Federal District Court Rules LBRY Tokens Are Unregistered Securities

The U.S. District Court for the District of New Hampshire (the "Court") ruled that digital asset company LBRY violated U.S. securities laws by selling tokens that were securities without registering the tokens with the SEC.

The Court determined that the LBC tokens that LBRY issued and sold in various transactions were "investment contracts" under the Supreme Court's Howey test. As such, the tokens were deemed securities that needed to be registered with the SEC, absent a registration exemption. The Court determined that LBRY's offerings of LBC tokens led investors to have a reasonable expectation of profits derived from the entrepreneurial or managerial efforts of others.

Specifically, the Court based its ruling on (i) LBRY's representations to prospective purchasers, (ii) the company's business model and (iii) the consumptive and speculative uses of the LBC tokens. Among other things, the Court noted the following:

  • LBRY's Representations. The Court emphasized various communications made by officers of LBRY regarding the value of LBC tokens and their potential appreciation. In particular, the Court noted blog posts from LBRY that "tout[ed] the rapid growth in LBC's value," as well emails, interviews and other social media posts from senior LBRY officers that were "representative of LBRY's overall messaging about the growth potential for LBC" leading potential investors to "understand that LBRY was pitching a speculative value proposition for its digital token."

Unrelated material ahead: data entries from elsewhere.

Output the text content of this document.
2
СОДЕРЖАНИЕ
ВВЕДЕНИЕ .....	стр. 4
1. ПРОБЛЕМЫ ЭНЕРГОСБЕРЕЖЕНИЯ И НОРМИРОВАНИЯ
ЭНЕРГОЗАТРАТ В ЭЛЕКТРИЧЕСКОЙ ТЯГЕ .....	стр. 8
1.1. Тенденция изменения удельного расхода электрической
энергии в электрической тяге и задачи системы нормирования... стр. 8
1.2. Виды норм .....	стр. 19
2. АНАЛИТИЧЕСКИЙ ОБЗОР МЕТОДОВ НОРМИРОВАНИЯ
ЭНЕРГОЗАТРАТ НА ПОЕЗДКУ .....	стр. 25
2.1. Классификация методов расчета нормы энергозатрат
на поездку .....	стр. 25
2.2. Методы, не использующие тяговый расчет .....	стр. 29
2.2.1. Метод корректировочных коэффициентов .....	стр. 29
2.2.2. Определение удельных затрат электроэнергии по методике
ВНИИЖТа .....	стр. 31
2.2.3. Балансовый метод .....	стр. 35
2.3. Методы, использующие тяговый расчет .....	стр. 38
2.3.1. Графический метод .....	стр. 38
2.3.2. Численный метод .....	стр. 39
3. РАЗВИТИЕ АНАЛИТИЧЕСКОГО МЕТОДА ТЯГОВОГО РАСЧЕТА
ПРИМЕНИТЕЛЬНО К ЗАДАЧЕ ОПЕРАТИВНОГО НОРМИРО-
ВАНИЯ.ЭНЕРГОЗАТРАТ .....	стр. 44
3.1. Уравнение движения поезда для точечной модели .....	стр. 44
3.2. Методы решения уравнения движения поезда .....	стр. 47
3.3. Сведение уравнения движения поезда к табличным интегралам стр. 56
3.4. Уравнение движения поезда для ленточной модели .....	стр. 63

  • LBRY's Business Model. The Court stated that even if LBRY "had never explicitly broadcast its views [on LBC's growth value], any reasonable investor who was familiar with the company's business model would have understood the connection." The Court determined that because LBRY retained "hundreds of millions of LBC for itself, LBRY also signaled that it was motivated to work tirelessly to improve the value of its blockchain for itself and any LBC purchasers." The Court said LBRY's business model of "intertwining LBRY's financial fate with the commercial success of LBC . . . made it obvious to [LBRY's] investors that it would work diligently to develop the Network so that LBC would increase in value."

  • Consumptive and Speculative Uses of LBC Tokens. LBRY argued that LBC was a utility token designed for use on the LBRY Blockchain, and that some purchasers of LBC acquired LBC for purposes of holding it rather than using it as an investment. The Court concluded that "nothing in the case law suggests that a token with both consumptive and speculative uses cannot be sold as an investment contract." The Court stated further that while "some unknown number of purchasers may have acquired LBC in part for consumptive purposes, this does not change the fact that the objective economic realities of LBRY's offerings of LBC establish that it was offering it as a security."

In addition to the Court's determination that LBC tokens are securities, the Court rejected LBRY's argument that it did not receive fair notice from the SEC that its offerings were subject to the securities laws.